Obviously Not Happy That the Bristish Corerspondents Could get Their Reports Out Right Away. --GreGen
"Wounded men , drenched by cold water, lay in gravel, some with water washing over their legs, shivering and waiting for stretcher bearers to take them aboard returning small craft.
" 'Oh, God, let me aboard a boat,' whimpered one youth in semi-delirium. Near him a shivering youth dug with bare fingers into gravel.
"Shells burst on all sides of us, some so close they threw black water and dirt all over us in showers. They smacked into the water around the boats, but in all the shelling I saw only one boat hit and she pulled out under her own power.
"An A.E.F. sergeant, William McFadden, Olean, New York, said, "I was damn glad to get onto the beach, and I'll be glad to get off."
Monday, July 1, 2019
"In my books much credit must be given to the tall lean brigadier general who showed absolute disregard for his own safety in organizing his troops and getting them moving inland.
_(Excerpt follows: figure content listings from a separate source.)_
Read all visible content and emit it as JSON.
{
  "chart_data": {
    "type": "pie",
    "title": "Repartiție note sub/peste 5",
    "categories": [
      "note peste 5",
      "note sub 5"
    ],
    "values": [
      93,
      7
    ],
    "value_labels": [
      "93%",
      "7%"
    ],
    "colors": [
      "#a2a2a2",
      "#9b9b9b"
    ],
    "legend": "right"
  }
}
"I cannot name him. But I can name the cool calm lieutenant who stayed by his side during the whole time. He was Robert J. Rieske of Battle Creek, Mich..
"Eight hours after landing, not a single enemy plane made an appearance over our beach.
We had waded ashore to the rattle of machine guns and the bursting of shells.
"A soldier riding on the rear of a 'duck' at the water edge behind me suddenly gave a startled cry and toppled into the water. A medic dragged him to the beach and treated a wound to his thigh."
After some research, I believe this brigadier general whom Don Whitehead could not identify because of censorship very likely was Norma Cota, who landed with the second wave.